Three reasons the US should pay attention to Israel's Iran fears

By Clare M. Lopez 10/21/13 10:00 AM ET
At the U.N. on Oct. 1, Israeli Prime Minister Benjamin Netanyahu expressed concern that, while Iranian President Rouhani blinds the world with his ‘charm offensive,’ Iran is preparing to race to nuclear weapons status.  The Iranians accused him of being inflammatory – but Netanyahu’s fears are legitimate and Iran’s threatening capabilities ought to be considered seriously by the United States.
In particular, this is because an Iranian capability to execute a nuclear electromagnetic pulse (EMP) attack could collapse the electric grid and other critical U.S. infrastructure that sustains our economy, society, and the lives of more than 310 million Americans.  

1.     “Why would a country with a peaceful nuclear program develop intercontinental ballistic missiles, whose sole purpose is to deliver nuclear warheads?” asked Netanyahu.  
A reasonable question given that Iran already has demonstrated the capability to launch a ballistic missile from a freighter at sea.  An EMP attack launched from a ship is a ‘worst case nightmare scenario’ according to the EMP Commission.  It would leave no "fingerprints" and could be accomplished anonymously, with little or no fear of U.S. retaliation. 
 
2.     “While we were talking to the Europeans in Tehran, we were installing equipment in Isfahan,” quoted Netanyahu from President Rouhani’s 2011 book.  The Isfahan facility converts uranium ore into its enrichable form.  Iran, aided by North Korea, has also launched several satellites on polar orbits using its so-called Space Launch Vehicle, which is really a disguised ICBM, potentially to practice a surprise nuclear EMP attack.  A nuclear warhead disguised as a satellite that approached the U.S. from the South, where the U.S. has no ballistic missile early warning radars or interceptors, would blind side us.  For these reasons, the Congressional EMP Commission warned:  "Therefore, terrorists or state actors that possess relatively unsophisticated missiles armed with nuclear warheads may well calculate that, instead of destroying a city or military base, they may obtain the greatest political-military utility from one or a few such weapons by using them--or threatening their use--in an EMP attack."  

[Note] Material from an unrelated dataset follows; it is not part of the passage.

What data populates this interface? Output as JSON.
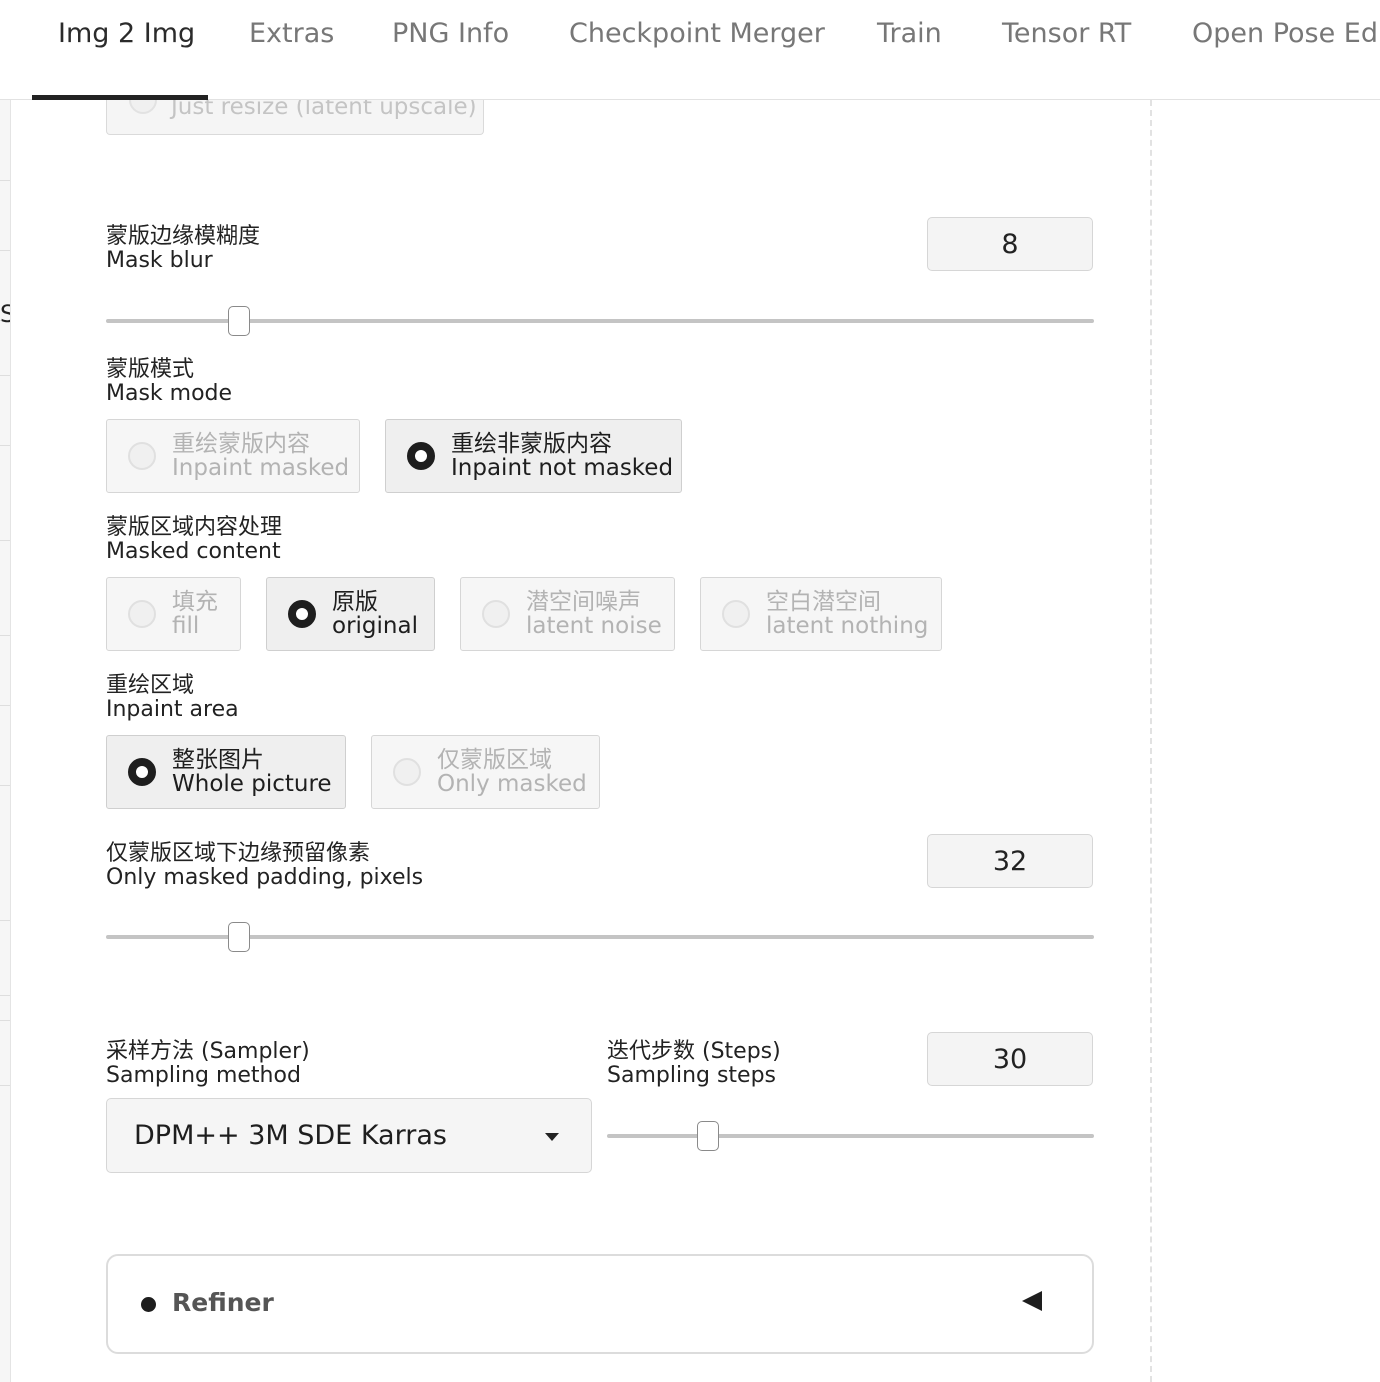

3.    “In 2005 North Korea agreed to a deal that was celebrated the world over,” Netanyahu reminded the assembly, but then “a year later, North Korea exploded its first nuclear device.”  
A Super-EMP warhead likely would be small enough for delivery against the U.S. mainland by North Korea's long-range missiles.  Indeed, because an EMP attack detonates the warhead high in the atmosphere, a weapon designed for EMP attack does not need a re-entry vehicle or heat shield, which are usually the heaviest components of a nuclear warhead.  Thus, rogue states like North Korea and Iran whose long-range missiles are constrained in payload size, may find an EMP attack most attractive because it is the easiest nuclear strike option to engineer--and by far the most damaging.   
Currently, Iran is not believed to have the capability of executing a nuclear attack against the homeland, but as PM Netanyahu said, it is positioning itself to race across that threshold at a moment’s notice.  That does not mean that both Israel and the United States are not currently at risk.  Debilitating and catastrophic EMP attacks on the United States are possible, now.  The U.S. is neither doing enough to hinder an attack from abroad nor defending our electrical grid domestically.
Contemporary U.S. society is not structured, nor does it have the means, to provide for the needs of over 310 million Americans without electricity.  In 2012 Rep. Trent Franks  (R-Ariz.) introduced the SHIELD Act (Secure high-voltage infrastructure for Electricity from lethal Damage Act) and he re-introduced the bill in June 2013.  The act encourages cooperation between industry and government in the development, promulgation, and implementation of standards and processes that are necessary to address the current shortcomings and vulnerabilities of the electric grid from a major EMP event.  Attention needs to be drawn to H.R. 2417 so that action can be taken to protect our electrical grid sooner rather than later because as Israel has pointed out, the threat is already upon us.   
Lopez, a senior fellow at the Center for Security Policy, is a strategic policy and intelligence expert with a focus on national defense, Islam, Iran, and counterterrorism issues.  She formerly was a career operations officer with the Central Intelligence Agency.